"The power of the peer voice has a huge impact," says Matt Carbary, Assistive Technology Trainer and STATE program coordinator for the RCPD. For Matt, the seemingly simple commitment to providing others with the opportunities that made a difference in his life led him to become the State of Michigan Student Employee of the Year. He was awarded in April 2010 for his outstanding work and dedication to providing resources to students who need them for academic success.
As a freshman at MSU in 2002, Carbary struggled academically until a math professor encouraged him to explore the RCPD. After meeting with Elaine High, RCPD Learning Disabilities Specialist, who helped him work around ADHD, his "grades skyrocketed," he said. "I wouldn't be here without her help."After realizing the importance of a smooth transition from high school to college and discovering the available resources through the RCPD, he decided to remain devoted to helping others overcome the obstacles he faced.
After beginning to mentor with the STATE program in 2003, Carbary was hired as an Assistive Technology Trainer in 2004. "I would have done it for free," he said, "it is so important to make the tools accessible, because there are awesome resources that are often so unused." RCPD supplies technology that help students overcome obstacles created by dyslexia, visual impairment, ADHD, and other learning disabilities. His nomination letter for student employee of the year stated, "Matthew has always been forthright in presenting new, emerging and cutting-edge technologies to the RCPD staff and exploring the potential of this technology to improve the lives of persons with disabilities on the MSU campus."
Carbary's contagious passion for helping others has largely contributed to his success as Assistive Technology Trainer, many say. While many students struggle to adopt new resources, "Matthew has made this process much easier and more successful and comfortable for a great number of students during the past few years. His compassionate attitude combined with his enthusiasm for technology always inspires the students he serves. This has transformed the perspective of these students from discouragement to unlimited positive opportunity," his nomination letter, written by seven RCPD staff members, said.

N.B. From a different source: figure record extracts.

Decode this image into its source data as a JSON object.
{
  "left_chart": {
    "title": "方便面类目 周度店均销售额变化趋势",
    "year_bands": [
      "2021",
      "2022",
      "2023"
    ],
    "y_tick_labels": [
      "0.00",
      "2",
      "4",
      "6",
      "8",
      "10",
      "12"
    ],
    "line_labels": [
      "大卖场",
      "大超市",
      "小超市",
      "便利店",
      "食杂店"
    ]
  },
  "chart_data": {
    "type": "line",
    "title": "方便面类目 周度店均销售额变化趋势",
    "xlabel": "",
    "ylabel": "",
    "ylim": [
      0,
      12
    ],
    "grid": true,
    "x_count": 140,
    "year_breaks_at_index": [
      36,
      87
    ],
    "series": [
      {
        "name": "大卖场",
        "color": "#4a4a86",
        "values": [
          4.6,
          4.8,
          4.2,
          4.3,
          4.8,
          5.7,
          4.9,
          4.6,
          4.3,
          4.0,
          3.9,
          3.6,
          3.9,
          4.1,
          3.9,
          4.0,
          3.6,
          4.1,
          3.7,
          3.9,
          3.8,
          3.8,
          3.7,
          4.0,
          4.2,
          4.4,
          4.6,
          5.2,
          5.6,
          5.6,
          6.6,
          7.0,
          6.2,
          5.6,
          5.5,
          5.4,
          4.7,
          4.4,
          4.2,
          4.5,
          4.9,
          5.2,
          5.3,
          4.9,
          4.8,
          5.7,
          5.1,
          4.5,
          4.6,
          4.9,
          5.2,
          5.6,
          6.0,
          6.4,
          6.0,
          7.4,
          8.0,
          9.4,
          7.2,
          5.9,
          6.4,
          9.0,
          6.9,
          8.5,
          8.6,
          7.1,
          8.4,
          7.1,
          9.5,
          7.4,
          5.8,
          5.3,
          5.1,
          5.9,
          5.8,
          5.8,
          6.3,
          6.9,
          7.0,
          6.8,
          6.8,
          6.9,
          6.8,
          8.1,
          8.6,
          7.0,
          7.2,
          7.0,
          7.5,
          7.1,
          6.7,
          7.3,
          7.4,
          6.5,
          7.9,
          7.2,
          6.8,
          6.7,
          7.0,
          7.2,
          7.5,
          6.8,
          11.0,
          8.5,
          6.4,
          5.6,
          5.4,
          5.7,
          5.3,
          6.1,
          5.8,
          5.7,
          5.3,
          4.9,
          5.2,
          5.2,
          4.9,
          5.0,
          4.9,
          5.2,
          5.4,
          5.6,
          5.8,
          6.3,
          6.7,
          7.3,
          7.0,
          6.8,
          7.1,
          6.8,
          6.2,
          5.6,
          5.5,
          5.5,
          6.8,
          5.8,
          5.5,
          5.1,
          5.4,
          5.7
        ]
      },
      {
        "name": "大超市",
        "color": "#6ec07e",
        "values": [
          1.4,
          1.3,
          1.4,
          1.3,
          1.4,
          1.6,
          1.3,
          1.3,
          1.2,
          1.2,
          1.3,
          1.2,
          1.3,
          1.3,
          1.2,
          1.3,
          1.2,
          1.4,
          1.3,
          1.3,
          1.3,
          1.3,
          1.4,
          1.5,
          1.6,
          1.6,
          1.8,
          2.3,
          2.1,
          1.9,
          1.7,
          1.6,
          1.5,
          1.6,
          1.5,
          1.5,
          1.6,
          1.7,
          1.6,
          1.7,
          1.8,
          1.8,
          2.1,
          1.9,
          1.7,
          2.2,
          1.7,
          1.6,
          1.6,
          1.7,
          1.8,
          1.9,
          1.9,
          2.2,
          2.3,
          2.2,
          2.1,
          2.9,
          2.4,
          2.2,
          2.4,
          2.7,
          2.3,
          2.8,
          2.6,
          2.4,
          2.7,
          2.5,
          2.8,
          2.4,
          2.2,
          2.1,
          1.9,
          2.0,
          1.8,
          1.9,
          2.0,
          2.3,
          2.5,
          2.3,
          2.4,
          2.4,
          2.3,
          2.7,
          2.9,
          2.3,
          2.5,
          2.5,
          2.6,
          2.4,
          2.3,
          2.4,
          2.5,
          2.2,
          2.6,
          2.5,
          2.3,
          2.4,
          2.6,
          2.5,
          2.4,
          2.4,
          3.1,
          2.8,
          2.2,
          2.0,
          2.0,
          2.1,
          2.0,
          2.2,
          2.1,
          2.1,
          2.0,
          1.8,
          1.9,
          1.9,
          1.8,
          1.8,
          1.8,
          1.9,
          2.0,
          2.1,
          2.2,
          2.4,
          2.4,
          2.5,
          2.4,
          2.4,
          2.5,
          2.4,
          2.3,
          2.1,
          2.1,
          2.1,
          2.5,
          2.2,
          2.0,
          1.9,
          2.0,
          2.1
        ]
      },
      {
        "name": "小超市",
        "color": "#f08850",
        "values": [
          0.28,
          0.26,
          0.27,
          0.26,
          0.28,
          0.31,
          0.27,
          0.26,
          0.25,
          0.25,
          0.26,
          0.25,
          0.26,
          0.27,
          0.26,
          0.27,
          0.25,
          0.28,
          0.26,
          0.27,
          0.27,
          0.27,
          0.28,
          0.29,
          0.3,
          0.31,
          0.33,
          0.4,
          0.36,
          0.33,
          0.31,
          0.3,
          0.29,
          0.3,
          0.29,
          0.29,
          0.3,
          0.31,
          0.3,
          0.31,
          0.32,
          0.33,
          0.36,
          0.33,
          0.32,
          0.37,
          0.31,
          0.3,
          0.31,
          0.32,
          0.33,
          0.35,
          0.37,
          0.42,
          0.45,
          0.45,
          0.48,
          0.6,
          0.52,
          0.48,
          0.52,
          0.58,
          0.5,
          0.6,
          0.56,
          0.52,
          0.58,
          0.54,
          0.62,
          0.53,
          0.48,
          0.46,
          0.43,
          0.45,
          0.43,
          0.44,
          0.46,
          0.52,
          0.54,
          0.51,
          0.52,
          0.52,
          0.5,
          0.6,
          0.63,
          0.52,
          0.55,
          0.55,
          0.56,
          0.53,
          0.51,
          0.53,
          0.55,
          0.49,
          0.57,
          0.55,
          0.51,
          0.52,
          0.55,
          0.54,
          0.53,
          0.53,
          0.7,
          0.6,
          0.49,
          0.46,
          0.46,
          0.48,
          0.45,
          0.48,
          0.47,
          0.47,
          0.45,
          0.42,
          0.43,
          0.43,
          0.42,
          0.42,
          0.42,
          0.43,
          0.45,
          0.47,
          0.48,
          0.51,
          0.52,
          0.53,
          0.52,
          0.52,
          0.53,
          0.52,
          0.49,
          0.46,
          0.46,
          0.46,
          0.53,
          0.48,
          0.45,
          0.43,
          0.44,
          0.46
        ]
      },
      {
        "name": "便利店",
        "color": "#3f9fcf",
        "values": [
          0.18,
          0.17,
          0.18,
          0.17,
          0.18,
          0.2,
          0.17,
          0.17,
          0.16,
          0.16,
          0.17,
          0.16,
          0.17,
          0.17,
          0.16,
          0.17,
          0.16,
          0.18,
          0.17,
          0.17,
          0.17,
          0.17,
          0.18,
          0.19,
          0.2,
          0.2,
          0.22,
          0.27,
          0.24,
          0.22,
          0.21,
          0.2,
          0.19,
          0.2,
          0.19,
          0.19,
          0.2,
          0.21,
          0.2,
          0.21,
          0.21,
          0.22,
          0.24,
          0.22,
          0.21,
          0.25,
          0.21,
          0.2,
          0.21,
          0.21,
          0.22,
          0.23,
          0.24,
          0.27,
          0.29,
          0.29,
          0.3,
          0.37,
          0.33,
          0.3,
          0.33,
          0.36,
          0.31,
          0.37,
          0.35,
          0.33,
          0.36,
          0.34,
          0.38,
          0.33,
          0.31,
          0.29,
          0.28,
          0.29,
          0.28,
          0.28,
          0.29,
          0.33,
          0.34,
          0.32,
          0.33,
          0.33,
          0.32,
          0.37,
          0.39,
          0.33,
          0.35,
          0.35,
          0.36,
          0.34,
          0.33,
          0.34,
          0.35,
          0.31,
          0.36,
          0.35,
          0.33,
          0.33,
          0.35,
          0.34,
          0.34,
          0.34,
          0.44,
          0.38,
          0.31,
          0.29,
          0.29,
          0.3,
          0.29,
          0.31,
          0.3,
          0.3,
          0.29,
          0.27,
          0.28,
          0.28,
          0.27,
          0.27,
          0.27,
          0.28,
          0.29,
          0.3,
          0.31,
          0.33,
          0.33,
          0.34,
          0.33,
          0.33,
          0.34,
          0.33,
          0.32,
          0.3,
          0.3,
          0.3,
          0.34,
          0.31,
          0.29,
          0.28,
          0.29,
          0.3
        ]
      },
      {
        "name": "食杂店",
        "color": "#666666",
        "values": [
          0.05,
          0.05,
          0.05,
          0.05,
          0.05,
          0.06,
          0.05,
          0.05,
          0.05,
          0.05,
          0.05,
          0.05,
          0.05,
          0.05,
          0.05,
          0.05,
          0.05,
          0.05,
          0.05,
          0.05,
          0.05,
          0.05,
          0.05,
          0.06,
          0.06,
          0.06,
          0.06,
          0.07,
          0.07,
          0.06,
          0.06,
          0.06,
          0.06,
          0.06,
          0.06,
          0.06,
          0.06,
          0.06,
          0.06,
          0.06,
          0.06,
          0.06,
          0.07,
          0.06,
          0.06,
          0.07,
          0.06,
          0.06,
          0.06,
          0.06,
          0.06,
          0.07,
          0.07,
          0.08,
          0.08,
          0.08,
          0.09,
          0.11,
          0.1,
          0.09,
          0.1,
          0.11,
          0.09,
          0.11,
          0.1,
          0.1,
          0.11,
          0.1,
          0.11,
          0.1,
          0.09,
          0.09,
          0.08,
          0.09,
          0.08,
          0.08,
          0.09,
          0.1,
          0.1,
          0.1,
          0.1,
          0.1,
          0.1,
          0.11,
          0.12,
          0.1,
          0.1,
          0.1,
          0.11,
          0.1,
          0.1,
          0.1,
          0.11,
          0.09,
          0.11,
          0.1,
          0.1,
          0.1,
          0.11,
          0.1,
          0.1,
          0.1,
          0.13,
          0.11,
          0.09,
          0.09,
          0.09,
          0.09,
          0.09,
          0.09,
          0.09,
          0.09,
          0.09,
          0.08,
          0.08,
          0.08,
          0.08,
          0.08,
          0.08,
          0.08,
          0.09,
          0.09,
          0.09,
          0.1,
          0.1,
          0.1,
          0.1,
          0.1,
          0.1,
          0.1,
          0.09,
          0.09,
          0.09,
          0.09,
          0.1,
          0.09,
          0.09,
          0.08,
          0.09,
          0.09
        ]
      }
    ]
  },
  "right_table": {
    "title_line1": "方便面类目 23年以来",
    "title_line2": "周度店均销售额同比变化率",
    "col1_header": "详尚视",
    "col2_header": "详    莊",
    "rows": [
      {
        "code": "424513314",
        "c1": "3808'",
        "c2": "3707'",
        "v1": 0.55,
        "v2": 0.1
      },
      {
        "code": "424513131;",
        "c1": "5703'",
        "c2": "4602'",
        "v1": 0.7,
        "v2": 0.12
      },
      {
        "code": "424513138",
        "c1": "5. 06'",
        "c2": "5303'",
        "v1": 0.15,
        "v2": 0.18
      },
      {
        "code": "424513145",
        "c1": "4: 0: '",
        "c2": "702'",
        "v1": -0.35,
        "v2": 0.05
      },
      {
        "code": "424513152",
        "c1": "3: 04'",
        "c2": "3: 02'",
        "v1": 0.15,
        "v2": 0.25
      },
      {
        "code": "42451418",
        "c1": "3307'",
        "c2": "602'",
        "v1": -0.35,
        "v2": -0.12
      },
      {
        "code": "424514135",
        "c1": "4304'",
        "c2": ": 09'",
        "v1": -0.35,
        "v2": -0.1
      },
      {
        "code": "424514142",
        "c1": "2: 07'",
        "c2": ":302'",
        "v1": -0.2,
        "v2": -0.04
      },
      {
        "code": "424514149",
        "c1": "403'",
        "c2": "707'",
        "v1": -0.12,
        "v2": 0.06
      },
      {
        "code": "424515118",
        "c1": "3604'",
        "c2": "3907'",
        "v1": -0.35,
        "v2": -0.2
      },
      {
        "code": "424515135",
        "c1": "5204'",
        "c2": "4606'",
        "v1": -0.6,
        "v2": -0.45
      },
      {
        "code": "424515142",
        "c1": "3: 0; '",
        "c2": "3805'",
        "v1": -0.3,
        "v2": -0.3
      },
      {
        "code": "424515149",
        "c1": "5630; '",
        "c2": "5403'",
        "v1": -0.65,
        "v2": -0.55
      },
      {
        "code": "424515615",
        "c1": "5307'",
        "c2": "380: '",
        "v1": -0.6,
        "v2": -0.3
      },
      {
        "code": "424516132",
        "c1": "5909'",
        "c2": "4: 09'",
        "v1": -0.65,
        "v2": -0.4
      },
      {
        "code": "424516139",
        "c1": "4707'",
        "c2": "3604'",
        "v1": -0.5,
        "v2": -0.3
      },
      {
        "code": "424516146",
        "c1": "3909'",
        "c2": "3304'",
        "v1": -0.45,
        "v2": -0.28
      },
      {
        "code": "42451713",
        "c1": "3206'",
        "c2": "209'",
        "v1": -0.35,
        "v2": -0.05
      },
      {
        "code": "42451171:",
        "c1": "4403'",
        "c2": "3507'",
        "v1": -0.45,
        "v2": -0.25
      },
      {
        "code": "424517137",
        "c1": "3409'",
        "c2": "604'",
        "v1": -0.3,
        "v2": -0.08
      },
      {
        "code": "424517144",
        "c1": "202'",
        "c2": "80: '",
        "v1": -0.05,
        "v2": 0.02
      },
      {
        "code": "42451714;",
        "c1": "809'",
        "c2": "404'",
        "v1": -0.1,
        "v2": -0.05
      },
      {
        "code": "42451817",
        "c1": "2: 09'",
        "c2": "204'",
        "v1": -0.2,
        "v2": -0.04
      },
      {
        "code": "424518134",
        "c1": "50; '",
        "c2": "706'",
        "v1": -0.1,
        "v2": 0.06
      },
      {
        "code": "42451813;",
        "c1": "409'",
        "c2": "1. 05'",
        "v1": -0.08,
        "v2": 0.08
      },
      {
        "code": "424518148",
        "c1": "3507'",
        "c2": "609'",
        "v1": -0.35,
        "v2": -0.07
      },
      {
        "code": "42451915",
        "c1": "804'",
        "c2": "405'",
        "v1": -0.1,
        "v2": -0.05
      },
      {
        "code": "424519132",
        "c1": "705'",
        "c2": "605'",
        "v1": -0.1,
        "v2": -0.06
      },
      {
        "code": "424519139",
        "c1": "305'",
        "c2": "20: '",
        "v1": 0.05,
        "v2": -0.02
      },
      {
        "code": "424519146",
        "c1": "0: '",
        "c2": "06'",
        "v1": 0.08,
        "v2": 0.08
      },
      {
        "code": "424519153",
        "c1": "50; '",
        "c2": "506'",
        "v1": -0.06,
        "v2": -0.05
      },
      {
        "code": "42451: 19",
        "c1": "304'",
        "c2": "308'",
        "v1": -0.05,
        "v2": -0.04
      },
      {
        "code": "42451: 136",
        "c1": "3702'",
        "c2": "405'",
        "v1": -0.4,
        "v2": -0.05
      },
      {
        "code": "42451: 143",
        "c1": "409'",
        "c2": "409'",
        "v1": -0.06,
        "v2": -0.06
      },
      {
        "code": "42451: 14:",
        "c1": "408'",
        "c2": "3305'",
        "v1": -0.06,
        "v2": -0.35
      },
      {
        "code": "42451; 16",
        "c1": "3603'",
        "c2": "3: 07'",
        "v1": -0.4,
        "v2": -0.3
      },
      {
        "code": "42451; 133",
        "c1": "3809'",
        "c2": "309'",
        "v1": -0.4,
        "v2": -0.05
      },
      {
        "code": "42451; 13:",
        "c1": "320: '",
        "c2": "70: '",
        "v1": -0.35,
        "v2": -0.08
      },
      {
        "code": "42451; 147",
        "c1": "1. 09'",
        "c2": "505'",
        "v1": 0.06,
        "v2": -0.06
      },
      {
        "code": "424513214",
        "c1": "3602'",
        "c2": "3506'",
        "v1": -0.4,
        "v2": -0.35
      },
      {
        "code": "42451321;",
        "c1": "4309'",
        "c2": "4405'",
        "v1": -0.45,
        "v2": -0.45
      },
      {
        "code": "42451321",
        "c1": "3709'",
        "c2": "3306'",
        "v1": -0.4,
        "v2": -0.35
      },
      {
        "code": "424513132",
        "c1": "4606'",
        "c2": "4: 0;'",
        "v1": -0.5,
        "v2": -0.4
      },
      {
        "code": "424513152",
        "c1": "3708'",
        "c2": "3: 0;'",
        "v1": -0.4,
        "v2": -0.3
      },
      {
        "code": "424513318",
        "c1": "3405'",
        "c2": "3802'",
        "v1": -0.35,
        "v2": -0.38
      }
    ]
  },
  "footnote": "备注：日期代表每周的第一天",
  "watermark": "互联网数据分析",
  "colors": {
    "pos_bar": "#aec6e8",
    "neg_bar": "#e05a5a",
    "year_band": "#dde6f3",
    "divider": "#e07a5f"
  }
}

"Matt grew with the RCPD for over 6 years. We are delighted that this team effort became a state of Michigan success story showcasing ability, opportunity and service," said RCPD Director Michael Hudson.
Going far above and beyond the requirements of his job, Carbary took it upon himself to make others aware of the resources he could have used upon entering his first year. Elaine High said that his desire to give was exceptional, so he started accompanying her to high school visits to discuss the college transition. "Giving back gives him energy," she said, "The more he can help, the better he feels." In 2009, he became the mentor coordinator for the STATE program after six years of being a mentor himself.
"The number one thing I have learned is self-advocacy," said Carbary. In his work with other students, he emphasizes the importance of encouraging students to take the next step in "use the RCPD resources to help take control of your disabilities and not let your disabilities take control of you." He hopes that in the future, more departments and students will be aware of the resources available.
Carbary graduated in 2007 with a BS in Political Science, and in the fall of 2008, he began the Master of Public Policy program at MSU. After working with the South Lansing Community Development Association for four years, he hopes to work in the nonprofit, community development, and public policy realms to make a difference- potentially in disability resources. In Spring 2010, he defended his thesis on the effect of business development on community social indicators.
According to High, Carbary's lifelong dedication to helping others is the reason for his success. "He is very special in wanting to give back. He is so caring- If he can help someone, that makes him happy," said High.